Le déménagement de l’appareil, accompagné de la construction d’un autre accélérateur, dans de nouveaux locaux à Cronenbourg, a marqué le début de l’histoire des accélérateurs de particules à Strasbourg.

Accélérateur Cockroft-Walton à l’époque de son exploitation dans la tour qu’il occupait à Cronenbourg

© CNRS

Accélérateur Cockroft-Walton en 2020

Après la fin de son exploitation dans les années 1970, il a longtemps été stocké en cave en pièces détachées. Grâce à l’AMUSS (Association de Culture et Muséographie Scientifiques de Strasbourg) la portion supérieure de l’accélérateur (générateur de tension et partie accélératrice) a été remontée  en 1999, sous la direction d’un ingénieur du laboratoire et avec l’aide des techniciens retraités, de photos d’archives et de plans de montage. A la retraite depuis plusieurs dizaines d’années, il trône aujourd’hui sur la pelouse du bâtiment qui l’abritait initialement, la tour 26.

© Nicolas Busser, CNRS


Bâtiment 30   

Un accélérateur de particules est un instrument qui utilise des champs électriques ou magnétiques pour amener des particules chargées électriquement à des vitesses élevées. Il existe des accélérateurs linéaires et circulaires, selon la géométrie de la trajectoire de l’accélération.
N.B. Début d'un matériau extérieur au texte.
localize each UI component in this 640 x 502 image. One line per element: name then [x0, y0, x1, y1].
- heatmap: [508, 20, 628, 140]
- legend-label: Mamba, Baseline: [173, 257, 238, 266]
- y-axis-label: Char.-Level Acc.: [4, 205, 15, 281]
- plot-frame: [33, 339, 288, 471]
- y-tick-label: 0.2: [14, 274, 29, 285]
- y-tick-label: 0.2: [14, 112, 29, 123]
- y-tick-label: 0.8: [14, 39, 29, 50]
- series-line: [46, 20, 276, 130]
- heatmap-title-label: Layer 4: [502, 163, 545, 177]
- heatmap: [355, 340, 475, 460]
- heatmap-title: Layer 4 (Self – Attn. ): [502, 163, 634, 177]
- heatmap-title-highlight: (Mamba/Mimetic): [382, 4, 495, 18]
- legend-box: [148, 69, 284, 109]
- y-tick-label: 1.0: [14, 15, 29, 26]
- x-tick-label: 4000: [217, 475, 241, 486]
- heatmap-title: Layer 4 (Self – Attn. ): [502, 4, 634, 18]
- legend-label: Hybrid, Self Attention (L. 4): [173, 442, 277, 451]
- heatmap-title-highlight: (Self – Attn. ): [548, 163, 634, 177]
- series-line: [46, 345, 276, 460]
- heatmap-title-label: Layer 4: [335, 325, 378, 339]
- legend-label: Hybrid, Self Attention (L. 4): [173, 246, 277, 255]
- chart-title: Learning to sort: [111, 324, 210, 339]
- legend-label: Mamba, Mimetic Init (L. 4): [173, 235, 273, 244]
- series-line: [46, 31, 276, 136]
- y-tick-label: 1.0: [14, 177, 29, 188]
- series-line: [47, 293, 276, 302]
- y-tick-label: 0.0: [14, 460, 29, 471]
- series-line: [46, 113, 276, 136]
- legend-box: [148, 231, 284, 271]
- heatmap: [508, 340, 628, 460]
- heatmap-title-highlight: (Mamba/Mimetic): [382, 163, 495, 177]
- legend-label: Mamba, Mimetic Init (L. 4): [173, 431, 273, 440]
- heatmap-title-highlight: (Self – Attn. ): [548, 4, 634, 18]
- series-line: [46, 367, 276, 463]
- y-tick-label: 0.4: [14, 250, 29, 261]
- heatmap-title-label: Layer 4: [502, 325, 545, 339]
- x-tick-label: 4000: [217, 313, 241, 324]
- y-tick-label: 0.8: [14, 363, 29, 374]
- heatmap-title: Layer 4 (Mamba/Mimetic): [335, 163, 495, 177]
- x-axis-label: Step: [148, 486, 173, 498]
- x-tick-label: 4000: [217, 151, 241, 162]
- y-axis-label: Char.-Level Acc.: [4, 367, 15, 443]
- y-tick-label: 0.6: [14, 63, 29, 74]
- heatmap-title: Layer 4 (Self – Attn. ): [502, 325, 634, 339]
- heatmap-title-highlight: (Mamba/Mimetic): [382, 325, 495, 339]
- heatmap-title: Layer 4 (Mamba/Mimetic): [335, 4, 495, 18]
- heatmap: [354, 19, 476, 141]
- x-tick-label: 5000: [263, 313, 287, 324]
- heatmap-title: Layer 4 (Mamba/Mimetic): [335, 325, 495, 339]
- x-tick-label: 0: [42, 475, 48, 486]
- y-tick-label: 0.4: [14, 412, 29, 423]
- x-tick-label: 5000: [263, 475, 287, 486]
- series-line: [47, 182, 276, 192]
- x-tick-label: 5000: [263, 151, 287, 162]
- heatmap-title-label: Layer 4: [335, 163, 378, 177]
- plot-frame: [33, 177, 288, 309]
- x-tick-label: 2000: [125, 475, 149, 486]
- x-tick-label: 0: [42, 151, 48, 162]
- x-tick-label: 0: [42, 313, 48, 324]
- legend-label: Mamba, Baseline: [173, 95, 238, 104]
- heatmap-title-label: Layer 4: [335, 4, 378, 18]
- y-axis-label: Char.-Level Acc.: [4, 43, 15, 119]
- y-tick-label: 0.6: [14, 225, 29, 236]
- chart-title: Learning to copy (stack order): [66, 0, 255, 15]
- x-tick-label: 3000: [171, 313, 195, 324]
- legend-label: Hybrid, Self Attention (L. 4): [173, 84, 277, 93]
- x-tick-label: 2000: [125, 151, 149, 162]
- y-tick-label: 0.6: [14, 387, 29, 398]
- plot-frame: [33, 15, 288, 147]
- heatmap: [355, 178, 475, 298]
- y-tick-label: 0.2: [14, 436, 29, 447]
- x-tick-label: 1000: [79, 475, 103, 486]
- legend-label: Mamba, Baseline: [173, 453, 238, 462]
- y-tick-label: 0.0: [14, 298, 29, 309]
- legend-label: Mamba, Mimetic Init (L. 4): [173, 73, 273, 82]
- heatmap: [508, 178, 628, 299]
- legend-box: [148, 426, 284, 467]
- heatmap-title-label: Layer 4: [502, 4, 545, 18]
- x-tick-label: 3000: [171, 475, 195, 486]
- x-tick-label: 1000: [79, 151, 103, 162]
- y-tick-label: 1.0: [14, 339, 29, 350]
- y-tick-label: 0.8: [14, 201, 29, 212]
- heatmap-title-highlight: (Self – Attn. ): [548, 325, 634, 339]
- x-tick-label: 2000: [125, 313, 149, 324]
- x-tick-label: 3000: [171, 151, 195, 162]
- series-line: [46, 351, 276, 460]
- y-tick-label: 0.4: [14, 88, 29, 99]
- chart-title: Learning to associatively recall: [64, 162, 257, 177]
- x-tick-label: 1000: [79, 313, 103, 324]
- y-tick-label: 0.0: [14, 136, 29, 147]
Cet équipement illustre le paradoxe de la science de l’atome : plus on descend dans l’infiniment petit, et plus on a besoin d’outils gigantesques. Ce type d’appareil se développe dans le cadre de ce qu’on a appelé la « Big science » (nécessitant des budgets, des équipes et du matériel de taille importante). Il implique la construction d’édifices dont la forme est conditionnée par l’équipement scientifique – des tours dans le cas des accélérateurs verticaux.

Le bâtiment 30 abritait un accélérateur Van de Graaff vertical, Installé à Strasbourg en 1959 pour être mis à la disposition des cinq départements du CRN. Il est alors  le plus puissant des accélérateurs du centre avec 5,5 mégaélectron-volts. Le tube accélérateur est installé verticalement dans la tour et est relié à des lignes de faisceau horizontales, disposées en éventail, ce qui donne la forme particulière du bâtiment.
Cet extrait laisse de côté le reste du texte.